The Bondholders and all other interested parties, including other creditors of the Issuer, are therefore advised that all correspondence, notices, requests, applications and other documents for the attention of the Issuer should be directed to:
|33 St. James’s Square
+41 44 533 70 00
gategroup is the global leader in airline catering, retail-on-board and hospitality products and services. gategroup provides passengers with superior culinary and retail experiences, leveraging innovation and advanced technology solutions. Headquartered in Zurich, Switzerland, gategroup delivers operational excellence through the most extensive catering network in the aviation industry, serving more than 700 million passengers annually from over 200 operating units in over 60 countries/territories across all continents. In 2019, gategroup reached CHF 4.9 billion in revenues generated by approximately 43,000 employees worldwide. For further information, please visit www.gategroup.com.

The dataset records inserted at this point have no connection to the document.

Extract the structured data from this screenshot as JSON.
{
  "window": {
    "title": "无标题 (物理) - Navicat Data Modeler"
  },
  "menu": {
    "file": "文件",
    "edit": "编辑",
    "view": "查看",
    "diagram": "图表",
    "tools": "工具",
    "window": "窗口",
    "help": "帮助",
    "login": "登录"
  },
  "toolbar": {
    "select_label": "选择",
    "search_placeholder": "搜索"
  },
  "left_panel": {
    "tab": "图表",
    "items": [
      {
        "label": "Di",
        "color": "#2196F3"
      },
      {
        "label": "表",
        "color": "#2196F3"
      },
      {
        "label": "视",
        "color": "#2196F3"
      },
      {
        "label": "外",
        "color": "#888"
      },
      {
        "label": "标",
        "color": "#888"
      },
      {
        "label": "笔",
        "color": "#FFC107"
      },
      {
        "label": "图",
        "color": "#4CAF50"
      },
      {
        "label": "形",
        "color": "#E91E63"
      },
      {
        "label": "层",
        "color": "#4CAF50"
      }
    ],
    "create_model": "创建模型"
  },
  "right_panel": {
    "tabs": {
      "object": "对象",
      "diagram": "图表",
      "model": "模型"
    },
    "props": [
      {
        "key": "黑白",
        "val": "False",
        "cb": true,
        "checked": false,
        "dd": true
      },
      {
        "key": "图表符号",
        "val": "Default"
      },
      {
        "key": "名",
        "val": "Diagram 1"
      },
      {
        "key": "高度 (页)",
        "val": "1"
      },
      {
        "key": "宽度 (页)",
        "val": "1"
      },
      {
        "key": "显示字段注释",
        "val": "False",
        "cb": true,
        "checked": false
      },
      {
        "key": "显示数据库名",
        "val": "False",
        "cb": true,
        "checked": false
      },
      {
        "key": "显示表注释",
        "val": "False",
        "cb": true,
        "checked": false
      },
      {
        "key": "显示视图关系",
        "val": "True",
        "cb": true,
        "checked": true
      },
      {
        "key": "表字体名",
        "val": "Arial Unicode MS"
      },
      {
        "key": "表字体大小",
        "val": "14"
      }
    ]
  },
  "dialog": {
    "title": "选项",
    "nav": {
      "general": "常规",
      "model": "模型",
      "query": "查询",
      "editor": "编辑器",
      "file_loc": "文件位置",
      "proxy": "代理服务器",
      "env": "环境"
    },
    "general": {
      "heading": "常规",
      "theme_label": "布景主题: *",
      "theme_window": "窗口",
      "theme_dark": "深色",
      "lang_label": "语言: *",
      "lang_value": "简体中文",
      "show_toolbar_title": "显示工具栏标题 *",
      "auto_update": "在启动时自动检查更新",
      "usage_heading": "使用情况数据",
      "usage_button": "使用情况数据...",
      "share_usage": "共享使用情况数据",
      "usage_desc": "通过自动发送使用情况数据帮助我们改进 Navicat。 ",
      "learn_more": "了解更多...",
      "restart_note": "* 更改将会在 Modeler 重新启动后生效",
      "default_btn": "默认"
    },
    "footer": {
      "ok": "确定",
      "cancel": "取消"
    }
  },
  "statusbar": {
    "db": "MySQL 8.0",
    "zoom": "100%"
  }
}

This publication contains forward-looking statements and other statements that are not historical facts. The words “believe”, “anticipate”, “plan”, “expect”, “project”, “estimate”, “predict”, “intend”, “target”, “assume”, “may”, “will” “could” and similar expression are intended to identify such forward-looking statements. Such statements are made on the basis of assumptions and expectations that we believe to be reasonable as of the date of this publication but may prove to be erroneous and are subject to a variety of significant uncertainties that could cause actual results to differ materially from those expressed in forward looking statements. Among these factors are changes in overall economic conditions, changes in demand for our products, changes in the demand for, or price of, oil, risk of terrorism, war, geopolitical or other exogenous shocks to the airline sector, risks of increased competition, manufacturing and product development risks, loss of key customers, changes in government regulations, foreign and domestic political and legislative risks, risks associated with foreign operations and foreign currency exchange rates and controls, strikes, embargoes, weather-related risks and other risks and uncertainties. We therefore caution investors and prospective investors against relying on any of these forward-looking statements. We assume no obligation to update forward-looking statements or to update the reasons for which actual results could differ materially from those anticipated in such forward-looking statements, except as required by law.